Thanks for the response Stéphane, I’m another Grouponer chiming in. Some specific responses to your points/questions:
For example, open and closed models are pretty well documented.
We’re aware of open vs closed system testing and this functionality we’d use in concert with our other (sometimes closed, commonly open) testing.
First: what purpose would such feedback based throttling serve? Could you please provide references to some research papers that would explain how it makes sense?
My first thought is that this model is flawed as it makes your injectors slow down so they don’t break your system under load, and that such limitation where clients play nice is most likely to not exist on your live system.
Responding to these in combination, there’s a couple use cases we apply this functionality to. The primary one is exploring the limits of a given system in preparation for a more concerted “allow things to break or not” test. As an example, a system is created, deployed into a new environment, and we want to see how much throughput it can handle (in that environment) before it starts breaking its SLA.
A finalized SLA would be of the form “200 statuses, returned within 25ms, at T throughput, with an overall success rate of 99.9%”. When we’re exploring a deployment, we don’t necessarily know what value of T it can handle. Additionally, given the SLA is defined with a defined success rate, when it starts breaking that SLA there’s not a point in continuing to throw more load at it.
The manual way of doing this exploration would be tor kick off a test with a linear ramp, watch for when it falls over, note that point, and then re-run the test at throughputs around that failover part. What our existing tooling does is watch for the system to start breaking its SLA and then adjust the throughput so that we can start pinpointing the maximum throughput it can handle.

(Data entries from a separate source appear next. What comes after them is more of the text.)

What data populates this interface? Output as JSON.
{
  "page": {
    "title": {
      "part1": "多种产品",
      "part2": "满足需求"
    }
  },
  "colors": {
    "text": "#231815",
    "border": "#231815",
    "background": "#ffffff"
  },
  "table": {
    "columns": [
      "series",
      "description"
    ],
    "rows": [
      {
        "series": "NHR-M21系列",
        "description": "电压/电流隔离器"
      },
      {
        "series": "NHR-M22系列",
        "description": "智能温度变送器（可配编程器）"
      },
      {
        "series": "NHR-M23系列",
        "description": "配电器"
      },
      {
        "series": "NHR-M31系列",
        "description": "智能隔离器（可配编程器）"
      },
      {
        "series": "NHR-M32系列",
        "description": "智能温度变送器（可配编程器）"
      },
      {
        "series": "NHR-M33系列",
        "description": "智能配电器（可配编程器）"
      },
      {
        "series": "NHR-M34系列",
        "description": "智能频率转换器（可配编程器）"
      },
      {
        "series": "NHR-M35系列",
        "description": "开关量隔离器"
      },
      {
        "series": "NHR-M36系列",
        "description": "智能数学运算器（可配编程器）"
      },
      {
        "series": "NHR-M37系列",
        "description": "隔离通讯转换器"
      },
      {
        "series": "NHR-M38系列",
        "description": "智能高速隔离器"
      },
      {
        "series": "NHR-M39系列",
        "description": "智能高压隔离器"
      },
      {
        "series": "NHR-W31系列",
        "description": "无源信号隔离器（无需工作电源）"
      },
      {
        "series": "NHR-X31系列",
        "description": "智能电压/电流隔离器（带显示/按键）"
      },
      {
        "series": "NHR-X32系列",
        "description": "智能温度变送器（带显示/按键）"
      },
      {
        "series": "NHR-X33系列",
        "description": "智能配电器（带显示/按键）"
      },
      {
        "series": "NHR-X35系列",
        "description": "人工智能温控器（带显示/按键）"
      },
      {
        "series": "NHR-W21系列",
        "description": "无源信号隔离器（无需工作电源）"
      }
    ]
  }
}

This is especially useful/important when these systems are running in a shared environment (whether it be test or production).
A counterpoint one could make is “the SLA should be based on the requirements, not what it can handle” which is true (and usually how it’s done). However even if you approach the problem that way, you’ll still want to periodically test that the system does match it’s SLA. You can do that by kicking off a test at that throughput, watching for it to succeed/explode, act accordingly. We’d rather kick off the tests and have it automatically adjust if the SLA is violated.
Ignoring this specific design/use-case, the primary issue we’re running into is the throttling controls are a sealed trait, which means there’s no flexibility in throttling algorithms. If someone wants to define a custom one, they either need to get sign-off here and get it added or they must fork Gatling and create their own build. It feels like throttling should be customizable by the tester if so desired.
The solution Philip suggested is one way of allowing for that, without requiring major Gatling implementation changes. Switching ThrottleStep from a sealed trait to a subclassable / extendable type would be another.
Then, how would such strategy work in a distributed environment? How would it be possible to compute the constraint for each node from the global constraint defined in the simulation? I suspect it would be impossible.
It’s actually fairly straightforward, similar to how doing any distributed calc (testing, rate limiting, …) one can handle global by analyzing locally. Take the example I defined above, where failure is defined as “more then .1% of requests return a non-200”. The idealized solution would look at the responses across all nodes and calculate the error rate. The practical solution is assume all nodes are equivalent and look at a node’s responses to calculate the error rate. If node 1 is having a 1% error rate, then node N is likely having it as well, which implies the service overall is having a 1% error rate.